Solved – How to handle regression with unequal sample size and variance

group-differenceshypothesis testingregressionsample-size

Let's say that I have 10,000 people do a study, and in this study they have to spot a bird in a scene as quickly as possible. There are various possible birds that may be presented to each person, and each person is able to complete the task in one of two ways (will refer to them as method A and method B). Each person may repeat the study as much as they want (so one person could play this game 20 times and use method A 5 times and method B 25 times).

I am investigating how method A results in faster bird detection than method B, and this faster detection interacts with the rarity of bird species (so that given a rare bird in a scene, method A will be tremendously more efficient, and given a common bird, method A will be marginally more efficient in response time for detecting the bird).

The problem is, although my dataset is large, most people choose to adopt method B instead of method A. Of the 10,000 people, 9,000 never even use method A. And of the 1,000 remaining, most do not use method A enough times for each of these 1,000 people to have data for varying bird rarities. Data for method A is also much more variable in response times than variable B because of the lack of data and the method involved.

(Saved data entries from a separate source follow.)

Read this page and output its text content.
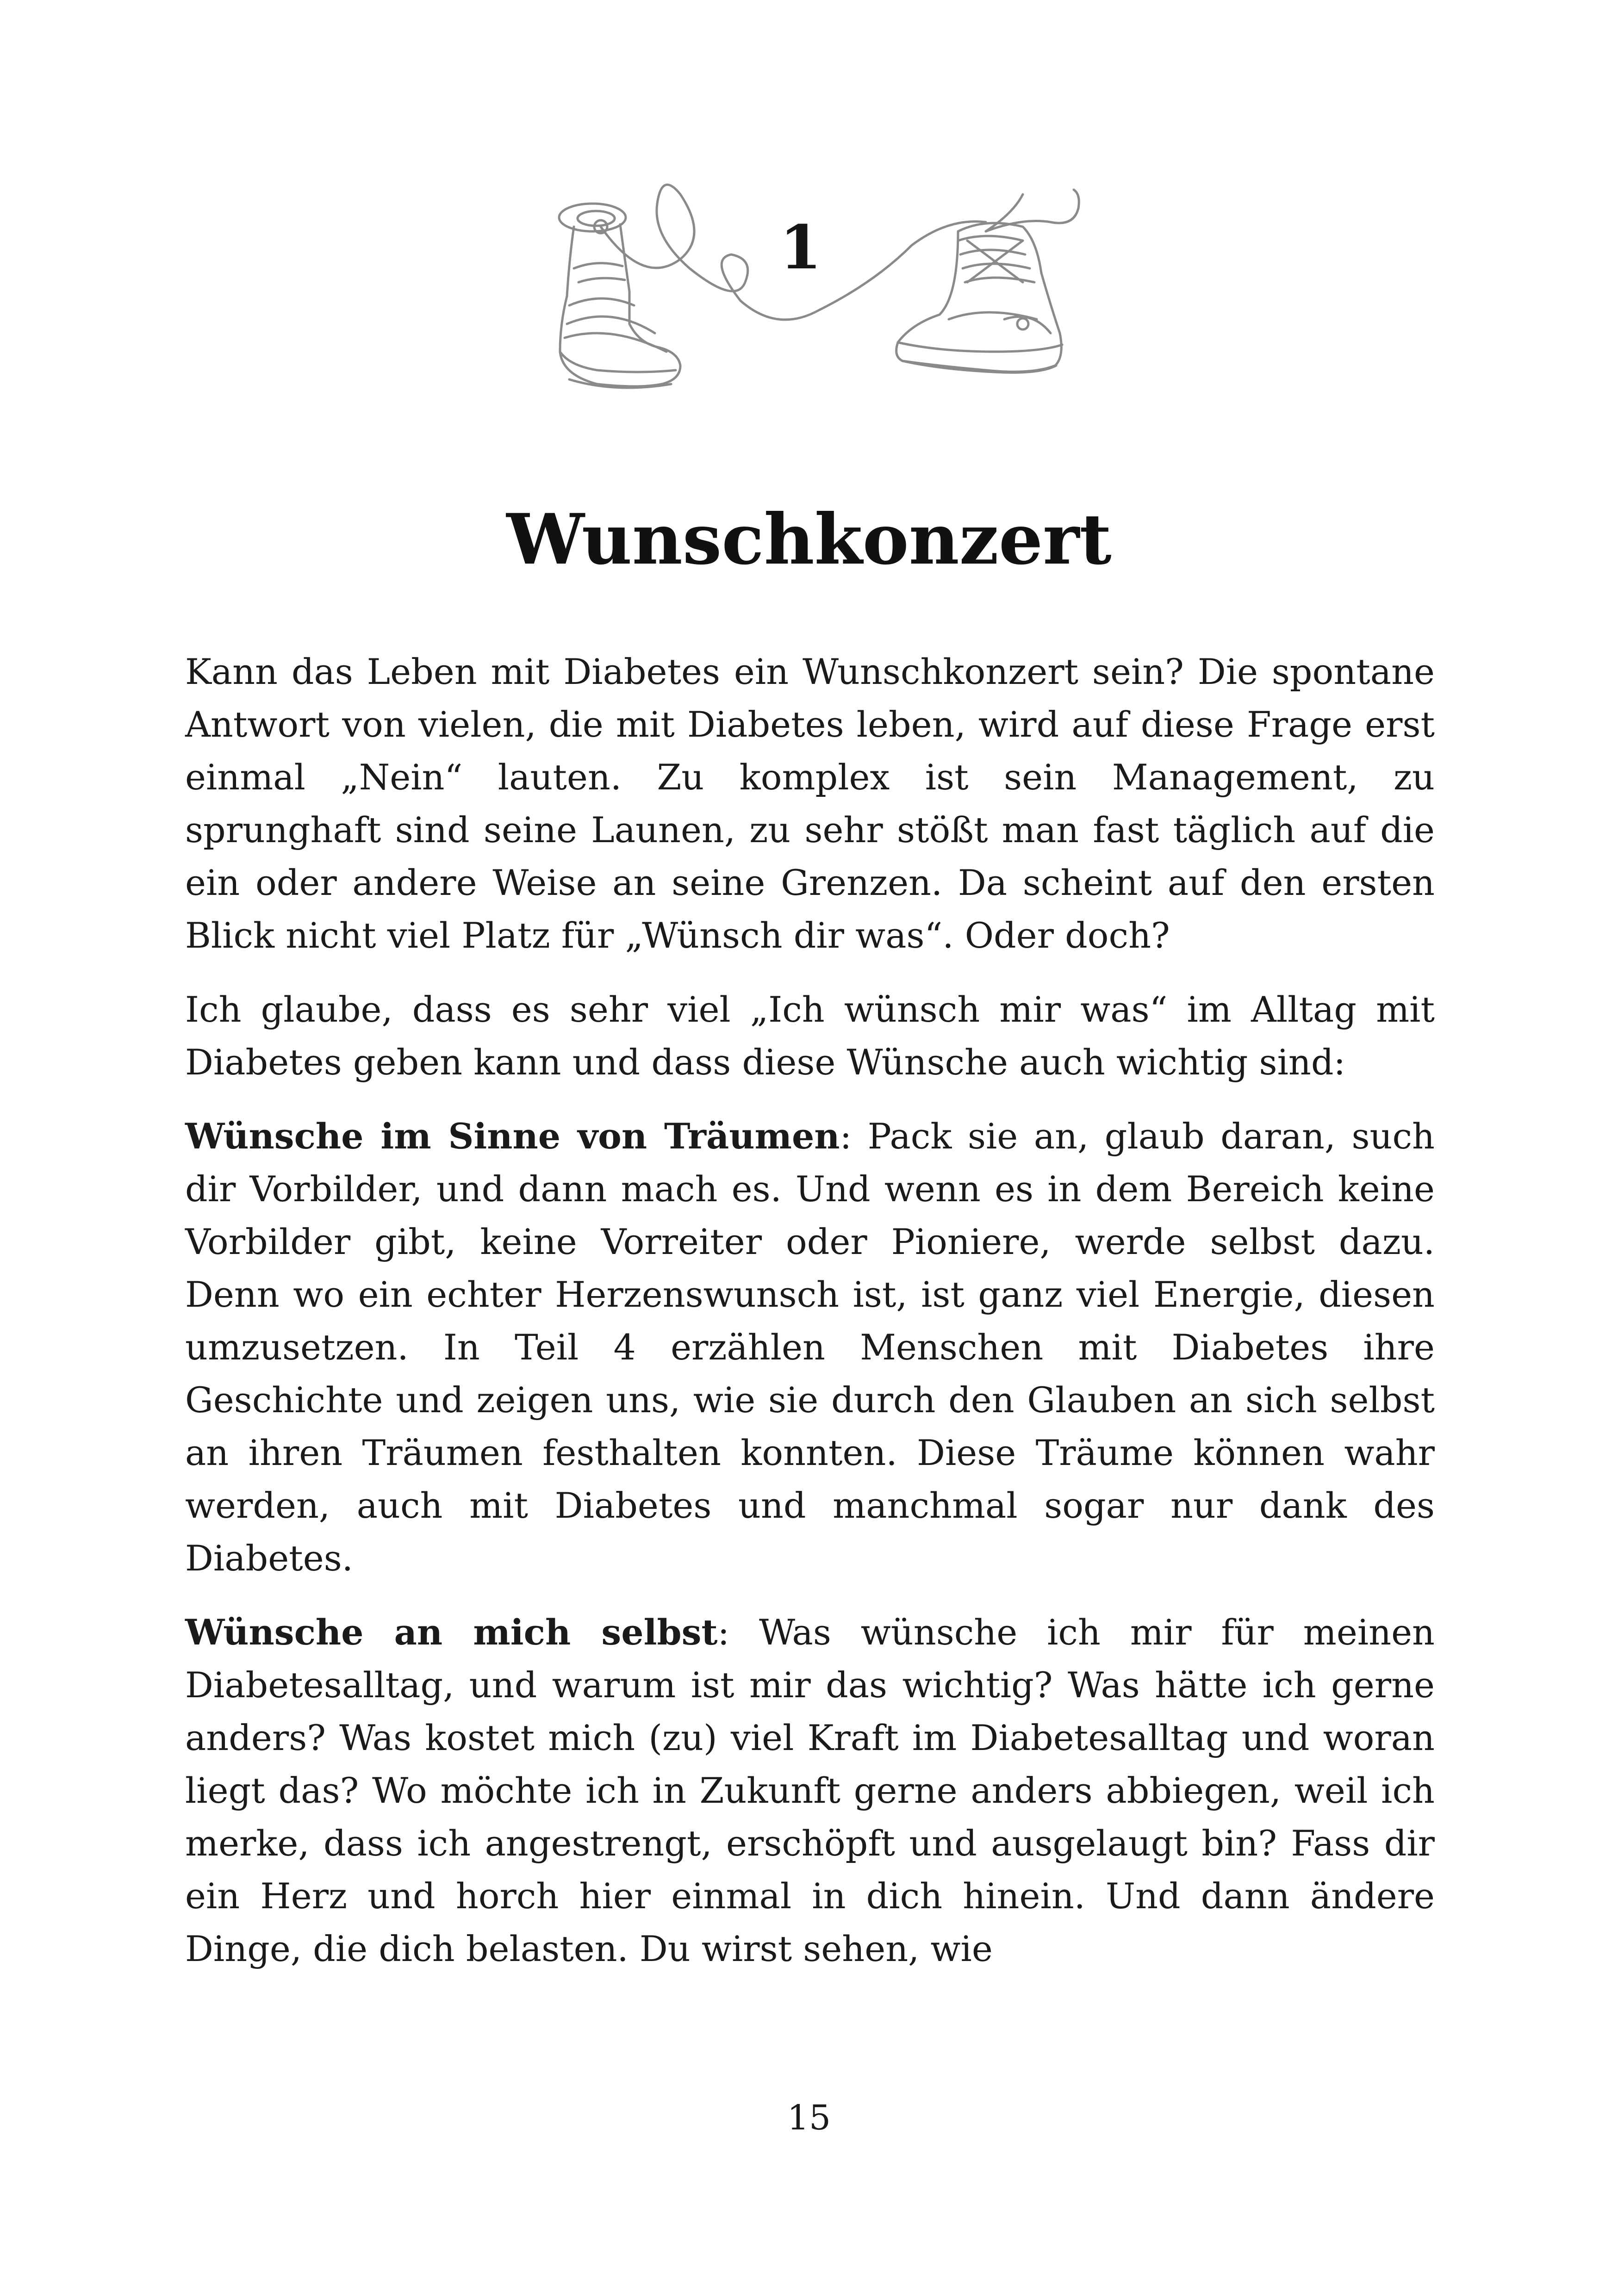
1
Wunschkonzert

Kann das Leben mit Diabetes ein Wunschkonzert sein? Die spontane Antwort von vielen, die mit Diabetes leben, wird auf diese Frage erst einmal „Nein“ lauten. Zu komplex ist sein Management, zu sprunghaft sind seine Launen, zu sehr stößt man fast täglich auf die ein oder andere Weise an seine Grenzen. Da scheint auf den ersten Blick nicht viel Platz für „Wünsch dir was“. Oder doch?

Ich glaube, dass es sehr viel „Ich wünsch mir was“ im Alltag mit Diabetes geben kann und dass diese Wünsche auch wichtig sind:

Wünsche im Sinne von Träumen: Pack sie an, glaub daran, such dir Vorbilder, und dann mach es. Und wenn es in dem Bereich keine Vorbilder gibt, keine Vorreiter oder Pioniere, werde selbst dazu. Denn wo ein echter Herzenswunsch ist, ist ganz viel Energie, diesen umzusetzen. In Teil 4 erzählen Menschen mit Diabetes ihre Geschichte und zeigen uns, wie sie durch den Glauben an sich selbst an ihren Träumen festhalten konnten. Diese Träume können wahr werden, auch mit Diabetes und manchmal sogar nur dank des Diabetes.

Wünsche an mich selbst: Was wünsche ich mir für meinen Diabetesalltag, und warum ist mir das wichtig? Was hätte ich gerne anders? Was kostet mich (zu) viel Kraft im Diabetesalltag und woran liegt das? Wo möchte ich in Zukunft gerne anders abbiegen, weil ich merke, dass ich angestrengt, erschöpft und ausgelaugt bin? Fass dir ein Herz und horch hier einmal in dich hinein. Und dann ändere Dinge, die dich belasten. Du wirst sehen, wie

15
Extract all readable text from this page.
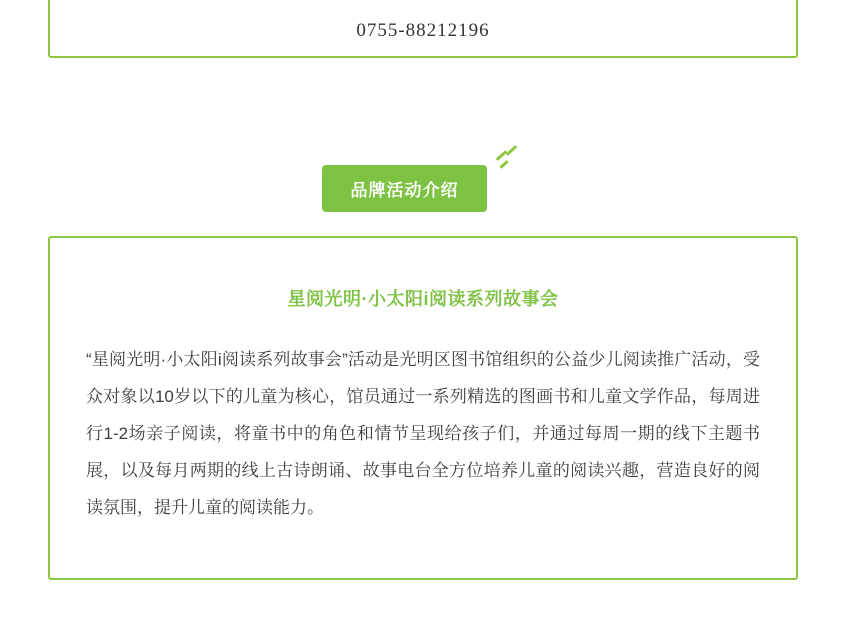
0755-88212196
品牌活动介绍
星阅光明·小太阳i阅读系列故事会
“星阅光明·小太阳i阅读系列故事会”活动是光明区图书馆组织的公益少儿阅读推广活动，受众对象以10岁以下的儿童为核心，馆员通过一系列精选的图画书和儿童文学作品，每周进行1-2场亲子阅读，将童书中的角色和情节呈现给孩子们，并通过每周一期的线下主题书展，以及每月两期的线上古诗朗诵、故事电台全方位培养儿童的阅读兴趣，营造良好的阅读氛围，提升儿童的阅读能力。
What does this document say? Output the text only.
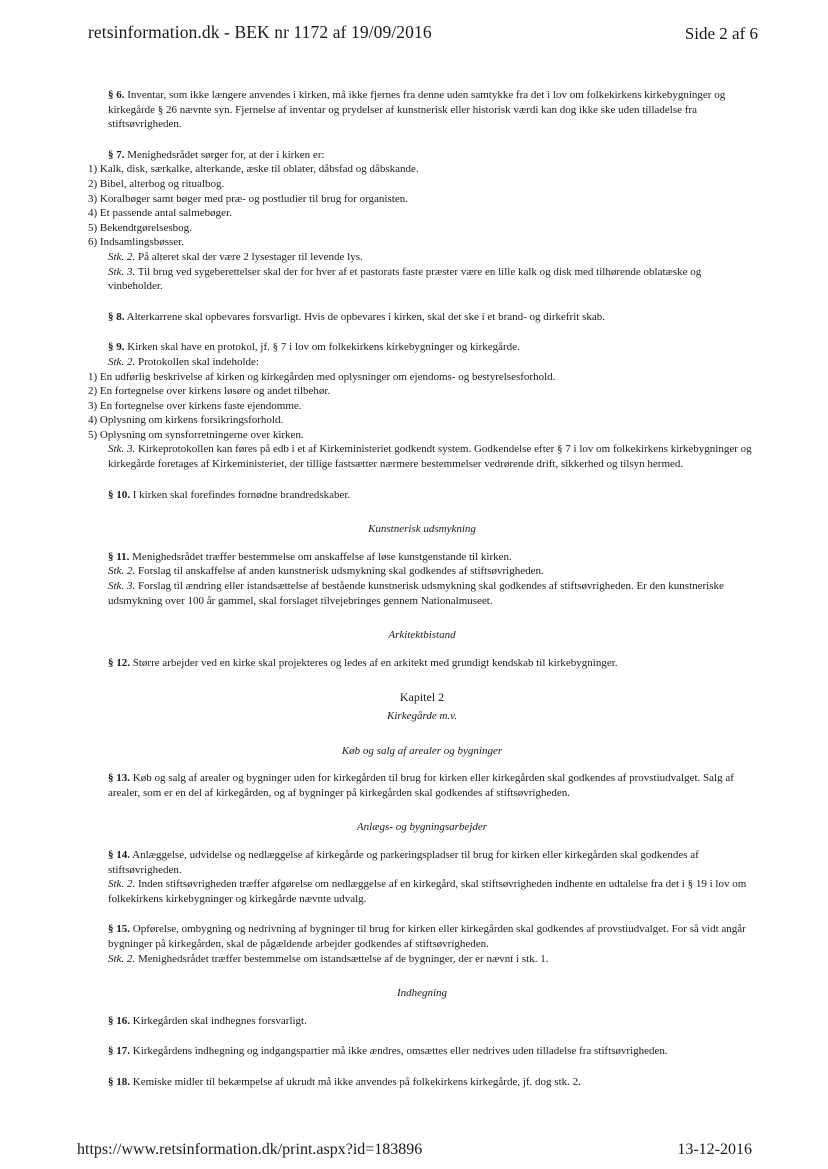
retsinformation.dk - BEK nr 1172 af 19/09/2016	Side 2 af 6

§ 6. Inventar, som ikke længere anvendes i kirken, må ikke fjernes fra denne uden samtykke fra det i lov om folkekirkens kirkebygninger og kirkegårde § 26 nævnte syn. Fjernelse af inventar og prydelser af kunstnerisk eller historisk værdi kan dog ikke ske uden tilladelse fra stiftsøvrigheden.

§ 7. Menighedsrådet sørger for, at der i kirken er:

1) Kalk, disk, særkalke, alterkande, æske til oblater, dåbsfad og dåbskande.
2) Bibel, alterbog og ritualbog.
3) Koralbøger samt bøger med præ- og postludier til brug for organisten.
4) Et passende antal salmebøger.
5) Bekendtgørelsesbog.
6) Indsamlingsbøsser.

Stk. 2. På alteret skal der være 2 lysestager til levende lys.

Stk. 3. Til brug ved sygeberettelser skal der for hver af et pastorats faste præster være en lille kalk og disk med tilhørende oblatæske og vinbeholder.

§ 8. Alterkarrene skal opbevares forsvarligt. Hvis de opbevares i kirken, skal det ske i et brand- og dirkefrit skab.

§ 9. Kirken skal have en protokol, jf. § 7 i lov om folkekirkens kirkebygninger og kirkegårde.

Stk. 2. Protokollen skal indeholde:

1) En udførlig beskrivelse af kirken og kirkegården med oplysninger om ejendoms- og bestyrelsesforhold.
2) En fortegnelse over kirkens løsøre og andet tilbehør.
3) En fortegnelse over kirkens faste ejendomme.
4) Oplysning om kirkens forsikringsforhold.
5) Oplysning om synsforretningerne over kirken.

Stk. 3. Kirkeprotokollen kan føres på edb i et af Kirkeministeriet godkendt system. Godkendelse efter § 7 i lov om folkekirkens kirkebygninger og kirkegårde foretages af Kirkeministeriet, der tillige fastsætter nærmere bestemmelser vedrørende drift, sikkerhed og tilsyn hermed.

§ 10. I kirken skal forefindes fornødne brandredskaber.

Kunstnerisk udsmykning

§ 11. Menighedsrådet træffer bestemmelse om anskaffelse af løse kunstgenstande til kirken.

Stk. 2. Forslag til anskaffelse af anden kunstnerisk udsmykning skal godkendes af stiftsøvrigheden.

Stk. 3. Forslag til ændring eller istandsættelse af bestående kunstnerisk udsmykning skal godkendes af stiftsøvrigheden. Er den kunstneriske udsmykning over 100 år gammel, skal forslaget tilvejebringes gennem Nationalmuseet.

Arkitektbistand

§ 12. Større arbejder ved en kirke skal projekteres og ledes af en arkitekt med grundigt kendskab til kirkebygninger.

Kapitel 2

Kirkegårde m.v.

Køb og salg af arealer og bygninger

§ 13. Køb og salg af arealer og bygninger uden for kirkegården til brug for kirken eller kirkegården skal godkendes af provstiudvalget. Salg af arealer, som er en del af kirkegården, og af bygninger på kirkegården skal godkendes af stiftsøvrigheden.

Anlægs- og bygningsarbejder

§ 14. Anlæggelse, udvidelse og nedlæggelse af kirkegårde og parkeringspladser til brug for kirken eller kirkegården skal godkendes af stiftsøvrigheden.

Stk. 2. Inden stiftsøvrigheden træffer afgørelse om nedlæggelse af en kirkegård, skal stiftsøvrigheden indhente en udtalelse fra det i § 19 i lov om folkekirkens kirkebygninger og kirkegårde nævnte udvalg.

§ 15. Opførelse, ombygning og nedrivning af bygninger til brug for kirken eller kirkegården skal godkendes af provstiudvalget. For så vidt angår bygninger på kirkegården, skal de pågældende arbejder godkendes af stiftsøvrigheden.

Stk. 2. Menighedsrådet træffer bestemmelse om istandsættelse af de bygninger, der er nævnt i stk. 1.

Indhegning

§ 16. Kirkegården skal indhegnes forsvarligt.

§ 17. Kirkegårdens indhegning og indgangspartier må ikke ændres, omsættes eller nedrives uden tilladelse fra stiftsøvrigheden.

§ 18. Kemiske midler til bekæmpelse af ukrudt må ikke anvendes på folkekirkens kirkegårde, jf. dog stk. 2.

https://www.retsinformation.dk/print.aspx?id=183896	13-12-2016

How do I go about comparing these groups despite unequal sample sizes and variability, and then how do I investigate a possible interaction whereby the faster response times for method A is more pronounced the rarer the bird? Can I simply use a linear regression or is this a violation? (e.g., bird rarity on x-axis, averages of method B minus method A on y-axis)?

Here is an example of some mock data. The birds are classified into 5 different rarities. For instance, person 1 repeated the study 24 times (only 5 times using method A), and responded to a very common bird using method B four times (taking 6 seconds, 9 seconds, 5 seconds, and 11 seconds to detect the bird). Person 1 also never encountered an 'uncommon' bird using method A.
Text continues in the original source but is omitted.